Dr. Johnson makes an interesting point about the omission of the predictive value for discordant results. In response to his request we provide these results, but we believe that these results do not indicate a need to obtain a peripheral sample after obtaining a catheter sample. The positive predictive values (probability of an infection) given the following catheter/peripheral results are as follows: catheter-positive/peripheral-positive, 100%; catheter-positive/peripheral-negative, 29%; catheter-negative/peripheral-positive, 28%; and catheter-negative/peripheral-negative, 0%. The negative predictive values (probability of no infection) are as follows: catheter-positive/peripheral-positive, 0%; catheter-positive/peripheral-negative, 71%; catheter-negative/peripheral-positive, 72%; and catheter-negative/peripheral-negative, 100%.

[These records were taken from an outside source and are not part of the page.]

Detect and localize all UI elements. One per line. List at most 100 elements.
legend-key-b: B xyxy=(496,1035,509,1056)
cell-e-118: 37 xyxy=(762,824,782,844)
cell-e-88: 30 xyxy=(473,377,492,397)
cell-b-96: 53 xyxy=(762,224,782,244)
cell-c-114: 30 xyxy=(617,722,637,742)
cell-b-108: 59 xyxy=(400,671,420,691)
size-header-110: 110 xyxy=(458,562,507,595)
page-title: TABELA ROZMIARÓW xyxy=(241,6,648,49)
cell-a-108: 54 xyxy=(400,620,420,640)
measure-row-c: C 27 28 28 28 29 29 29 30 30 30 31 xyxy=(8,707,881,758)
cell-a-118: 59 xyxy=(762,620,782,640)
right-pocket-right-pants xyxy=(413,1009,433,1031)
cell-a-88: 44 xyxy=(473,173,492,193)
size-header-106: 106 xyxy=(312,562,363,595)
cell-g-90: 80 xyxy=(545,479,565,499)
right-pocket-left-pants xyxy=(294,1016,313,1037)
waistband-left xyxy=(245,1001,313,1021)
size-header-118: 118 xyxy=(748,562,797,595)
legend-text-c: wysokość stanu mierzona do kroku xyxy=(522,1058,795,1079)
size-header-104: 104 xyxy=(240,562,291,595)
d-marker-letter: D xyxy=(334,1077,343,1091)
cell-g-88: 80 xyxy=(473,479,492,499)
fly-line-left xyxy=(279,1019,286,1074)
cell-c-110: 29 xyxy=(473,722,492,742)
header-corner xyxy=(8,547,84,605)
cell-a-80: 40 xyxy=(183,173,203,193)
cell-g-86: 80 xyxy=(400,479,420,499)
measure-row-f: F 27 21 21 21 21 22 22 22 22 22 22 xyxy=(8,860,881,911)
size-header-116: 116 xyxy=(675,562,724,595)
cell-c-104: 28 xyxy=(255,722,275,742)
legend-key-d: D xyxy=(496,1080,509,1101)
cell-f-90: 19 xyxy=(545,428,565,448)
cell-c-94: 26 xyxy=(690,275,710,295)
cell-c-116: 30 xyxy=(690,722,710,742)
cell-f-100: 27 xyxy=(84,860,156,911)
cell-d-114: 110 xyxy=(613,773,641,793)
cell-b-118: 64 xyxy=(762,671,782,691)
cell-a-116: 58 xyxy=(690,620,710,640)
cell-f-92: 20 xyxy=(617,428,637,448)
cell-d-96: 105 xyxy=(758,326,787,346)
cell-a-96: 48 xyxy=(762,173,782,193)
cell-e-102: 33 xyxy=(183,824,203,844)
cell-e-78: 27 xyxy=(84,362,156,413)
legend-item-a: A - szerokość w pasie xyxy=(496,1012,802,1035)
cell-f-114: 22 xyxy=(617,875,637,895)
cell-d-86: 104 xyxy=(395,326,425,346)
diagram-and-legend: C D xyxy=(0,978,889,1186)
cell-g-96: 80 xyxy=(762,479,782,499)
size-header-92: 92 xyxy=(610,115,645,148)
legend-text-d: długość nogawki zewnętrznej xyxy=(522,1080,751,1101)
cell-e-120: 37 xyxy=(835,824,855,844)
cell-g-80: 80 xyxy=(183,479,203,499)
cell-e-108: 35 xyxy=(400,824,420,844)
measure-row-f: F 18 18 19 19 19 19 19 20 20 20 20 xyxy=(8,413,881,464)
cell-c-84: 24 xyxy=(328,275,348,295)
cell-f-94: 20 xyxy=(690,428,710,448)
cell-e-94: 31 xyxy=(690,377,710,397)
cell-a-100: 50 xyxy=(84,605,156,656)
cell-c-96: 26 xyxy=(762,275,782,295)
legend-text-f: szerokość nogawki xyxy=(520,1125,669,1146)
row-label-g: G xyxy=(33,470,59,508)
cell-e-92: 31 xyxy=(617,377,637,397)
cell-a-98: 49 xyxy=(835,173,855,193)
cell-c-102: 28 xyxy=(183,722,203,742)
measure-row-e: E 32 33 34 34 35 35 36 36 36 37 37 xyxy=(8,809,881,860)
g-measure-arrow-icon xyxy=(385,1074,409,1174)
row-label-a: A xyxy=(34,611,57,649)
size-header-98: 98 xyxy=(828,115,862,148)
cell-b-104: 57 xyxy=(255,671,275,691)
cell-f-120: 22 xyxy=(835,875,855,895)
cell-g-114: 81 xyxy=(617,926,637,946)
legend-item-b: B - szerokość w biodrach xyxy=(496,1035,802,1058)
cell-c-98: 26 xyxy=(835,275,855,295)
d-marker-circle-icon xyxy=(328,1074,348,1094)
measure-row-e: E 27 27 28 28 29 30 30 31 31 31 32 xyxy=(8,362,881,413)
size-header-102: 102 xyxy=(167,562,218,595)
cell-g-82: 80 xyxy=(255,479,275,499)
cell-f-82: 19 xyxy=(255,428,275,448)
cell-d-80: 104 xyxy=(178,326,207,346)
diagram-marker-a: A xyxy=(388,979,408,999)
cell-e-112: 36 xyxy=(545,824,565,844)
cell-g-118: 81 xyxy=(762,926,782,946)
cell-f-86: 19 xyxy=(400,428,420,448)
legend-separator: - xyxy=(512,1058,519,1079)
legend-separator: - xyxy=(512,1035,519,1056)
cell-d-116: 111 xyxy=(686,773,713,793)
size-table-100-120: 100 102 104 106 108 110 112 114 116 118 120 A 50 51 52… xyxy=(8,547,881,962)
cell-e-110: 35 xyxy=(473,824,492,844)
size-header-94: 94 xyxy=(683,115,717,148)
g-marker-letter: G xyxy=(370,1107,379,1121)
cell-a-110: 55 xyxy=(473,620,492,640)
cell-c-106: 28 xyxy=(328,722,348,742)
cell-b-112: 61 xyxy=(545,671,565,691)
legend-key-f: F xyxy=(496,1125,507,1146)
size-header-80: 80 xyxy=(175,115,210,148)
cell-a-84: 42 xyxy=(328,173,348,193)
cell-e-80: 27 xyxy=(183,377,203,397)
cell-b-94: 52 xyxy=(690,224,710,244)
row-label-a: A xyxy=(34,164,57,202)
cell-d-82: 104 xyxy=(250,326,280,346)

If the catheter and peripheral samples show the same, positive result, the positive predictive value is 100%. If the results are negative, the negative predictive value, by definition, is 100%. If the catheter and peripheral cultures show different results, then both the positive and negative predictive values are lower. Note that the culture-positive/peripheral-negative and culture-negative/peripheral-positive results for positive and negative predictive values are similar.
A study that would test our hypothesis that the peripheral sample may not always be necessary would determine whether results from two catheter samples behave the same as results from one catheter sample and one peripheral sample. Unfortunately, we did not perform that study.